I believe that this is where the core hatred for systemd is really coming from. It's not so much that it's a bad init system or that people are resistant to change, though the latter is certainly a factor with good reason. It's the fact that Distributions are forcing this change on System Administrators and removing the choice for the Sysadmins to continue with a technology that they have working and have learned the core of how it works or have to install and learn a whole new system that they may not know their way around yet. Has RH or Debian offered the old System V init package as an alternative on their default install? Not that I've seen. This is where the ire is coming from. The defense for systemd is "if you don't like it, it's open source; change it in the source." The people that say this don't realize that in a corporate production environment, this is rarely a feasible argument. Sysadmins are not usually programmers, and these operating system distributions -- Redhat, CentOS, Debian, etc -- have just sold them out and made more work for them to test the ways systemd can fail on their systems and reanalyze their disaster recovery plans to account for this new anomaly. Or management may just decide that they need to go get a service contract with Microsoft for their needs and dump Linux altogether as they may deem the MS option as cheaper and easier to maintain long term.

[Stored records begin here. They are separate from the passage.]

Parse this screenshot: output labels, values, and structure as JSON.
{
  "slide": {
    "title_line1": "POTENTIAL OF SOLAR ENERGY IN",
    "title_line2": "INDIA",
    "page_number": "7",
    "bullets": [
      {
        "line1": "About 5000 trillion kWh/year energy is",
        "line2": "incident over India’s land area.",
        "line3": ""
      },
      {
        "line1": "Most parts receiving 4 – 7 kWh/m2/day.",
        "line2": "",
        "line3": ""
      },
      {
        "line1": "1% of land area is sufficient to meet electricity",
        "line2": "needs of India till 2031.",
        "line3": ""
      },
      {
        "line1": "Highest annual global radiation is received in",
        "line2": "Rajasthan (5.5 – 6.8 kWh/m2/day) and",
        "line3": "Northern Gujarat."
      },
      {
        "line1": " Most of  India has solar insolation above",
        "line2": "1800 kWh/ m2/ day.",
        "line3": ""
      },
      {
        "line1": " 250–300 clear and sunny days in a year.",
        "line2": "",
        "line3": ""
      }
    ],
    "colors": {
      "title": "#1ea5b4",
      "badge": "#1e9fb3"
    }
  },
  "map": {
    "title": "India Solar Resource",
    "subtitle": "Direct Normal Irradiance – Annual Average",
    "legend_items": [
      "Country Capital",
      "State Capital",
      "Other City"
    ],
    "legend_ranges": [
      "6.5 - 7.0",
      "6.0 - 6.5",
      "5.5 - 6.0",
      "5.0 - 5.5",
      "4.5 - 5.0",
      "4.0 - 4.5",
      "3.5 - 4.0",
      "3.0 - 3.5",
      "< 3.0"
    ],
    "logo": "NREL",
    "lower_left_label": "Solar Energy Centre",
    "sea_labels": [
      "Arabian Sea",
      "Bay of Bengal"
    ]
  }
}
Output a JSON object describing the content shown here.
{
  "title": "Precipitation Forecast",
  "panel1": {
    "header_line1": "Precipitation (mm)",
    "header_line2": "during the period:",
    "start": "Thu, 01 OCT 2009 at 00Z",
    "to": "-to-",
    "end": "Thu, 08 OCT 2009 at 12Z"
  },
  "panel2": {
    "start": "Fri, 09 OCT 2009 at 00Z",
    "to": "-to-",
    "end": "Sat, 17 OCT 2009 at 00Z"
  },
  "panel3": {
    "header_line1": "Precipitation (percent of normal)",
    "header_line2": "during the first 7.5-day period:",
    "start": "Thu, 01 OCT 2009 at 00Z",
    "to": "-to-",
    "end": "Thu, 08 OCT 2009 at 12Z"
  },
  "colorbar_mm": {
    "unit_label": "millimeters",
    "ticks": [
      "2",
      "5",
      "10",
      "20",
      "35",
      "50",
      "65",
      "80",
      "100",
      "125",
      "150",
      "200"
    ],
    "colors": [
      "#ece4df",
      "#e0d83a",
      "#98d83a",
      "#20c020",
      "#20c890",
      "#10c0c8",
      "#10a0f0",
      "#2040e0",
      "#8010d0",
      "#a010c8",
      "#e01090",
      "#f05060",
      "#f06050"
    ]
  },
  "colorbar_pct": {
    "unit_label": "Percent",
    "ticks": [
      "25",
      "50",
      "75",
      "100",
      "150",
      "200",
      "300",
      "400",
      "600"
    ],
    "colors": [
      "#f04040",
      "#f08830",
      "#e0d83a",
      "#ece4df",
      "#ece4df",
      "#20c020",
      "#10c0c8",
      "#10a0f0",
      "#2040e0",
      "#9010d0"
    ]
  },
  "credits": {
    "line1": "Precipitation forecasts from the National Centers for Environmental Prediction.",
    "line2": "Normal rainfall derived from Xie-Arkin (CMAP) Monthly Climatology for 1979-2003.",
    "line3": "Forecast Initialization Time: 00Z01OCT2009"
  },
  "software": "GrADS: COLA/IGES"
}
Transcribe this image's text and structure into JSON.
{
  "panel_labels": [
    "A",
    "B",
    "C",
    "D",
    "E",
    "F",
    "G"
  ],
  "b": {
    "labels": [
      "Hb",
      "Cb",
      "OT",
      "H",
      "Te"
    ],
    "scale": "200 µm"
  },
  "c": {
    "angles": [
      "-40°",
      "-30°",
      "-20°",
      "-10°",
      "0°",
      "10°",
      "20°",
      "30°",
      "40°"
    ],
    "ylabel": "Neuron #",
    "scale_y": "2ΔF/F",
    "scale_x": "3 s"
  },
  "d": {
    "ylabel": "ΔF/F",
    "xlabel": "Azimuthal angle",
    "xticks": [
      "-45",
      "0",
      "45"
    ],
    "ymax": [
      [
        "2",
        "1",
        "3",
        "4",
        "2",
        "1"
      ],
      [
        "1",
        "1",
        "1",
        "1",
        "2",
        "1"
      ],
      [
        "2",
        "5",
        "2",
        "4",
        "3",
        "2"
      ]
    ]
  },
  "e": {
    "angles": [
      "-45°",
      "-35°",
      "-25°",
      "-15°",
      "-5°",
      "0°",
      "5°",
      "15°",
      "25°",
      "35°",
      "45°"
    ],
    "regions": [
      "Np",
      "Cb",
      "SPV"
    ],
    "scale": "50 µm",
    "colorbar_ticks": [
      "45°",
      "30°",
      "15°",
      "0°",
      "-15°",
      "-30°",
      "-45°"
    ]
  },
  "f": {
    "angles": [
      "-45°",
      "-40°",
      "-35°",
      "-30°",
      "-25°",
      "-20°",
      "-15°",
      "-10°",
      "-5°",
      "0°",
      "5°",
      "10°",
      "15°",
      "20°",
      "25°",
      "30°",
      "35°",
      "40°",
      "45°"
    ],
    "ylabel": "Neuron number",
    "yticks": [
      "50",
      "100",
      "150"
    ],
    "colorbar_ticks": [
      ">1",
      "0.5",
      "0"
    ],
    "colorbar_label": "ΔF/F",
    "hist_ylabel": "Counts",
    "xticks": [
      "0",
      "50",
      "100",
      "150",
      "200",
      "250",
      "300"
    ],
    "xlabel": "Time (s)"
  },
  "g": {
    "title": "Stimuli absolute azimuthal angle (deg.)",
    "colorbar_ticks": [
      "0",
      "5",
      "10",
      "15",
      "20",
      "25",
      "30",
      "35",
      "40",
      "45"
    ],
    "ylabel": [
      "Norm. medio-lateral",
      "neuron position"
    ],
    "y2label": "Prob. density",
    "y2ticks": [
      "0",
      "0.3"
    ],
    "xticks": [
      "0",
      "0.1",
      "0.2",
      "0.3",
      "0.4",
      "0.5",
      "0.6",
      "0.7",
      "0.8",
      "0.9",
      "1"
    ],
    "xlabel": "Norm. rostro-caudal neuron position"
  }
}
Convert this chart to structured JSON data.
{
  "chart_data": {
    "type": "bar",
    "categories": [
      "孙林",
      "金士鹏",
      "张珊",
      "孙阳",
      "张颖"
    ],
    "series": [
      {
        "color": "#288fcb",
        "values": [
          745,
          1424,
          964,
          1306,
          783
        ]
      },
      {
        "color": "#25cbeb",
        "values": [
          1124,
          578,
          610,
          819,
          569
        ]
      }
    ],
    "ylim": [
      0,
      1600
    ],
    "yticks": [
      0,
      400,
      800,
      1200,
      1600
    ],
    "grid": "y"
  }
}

Fast blanket changes to new technologies by the distributions without accounting for the slower moving but gigantic enterprise user base without offering the option to keep their current technologies was probably one of the dumbest moves they could have done. Why did most Enterprise that use windows software keep on XP until Windows 7 came out, skipping Vista? Why am I using a windows 7 desktop at my employer right now when Windows 8.1 is out there and mature enough for the next phase of OS to have been announced? For the same reason you're not going to get Enterprise customers jumping on board with the next release of the Linux OS they're using...if they're using one of those that is dropping System V.
Has freebsd been the best Linux distro of 2014?
By the end of 2014 it will be, thanks to systemd.
Gentoo seemed to figure out init script dependency.
I'm open to changing init scripts, but do we have to change everything else too? Like binary logging and needing an interface to access those logs instead of just tailing/grepping them. (Though I think systemd does support duplicate logging to certain syslogs.)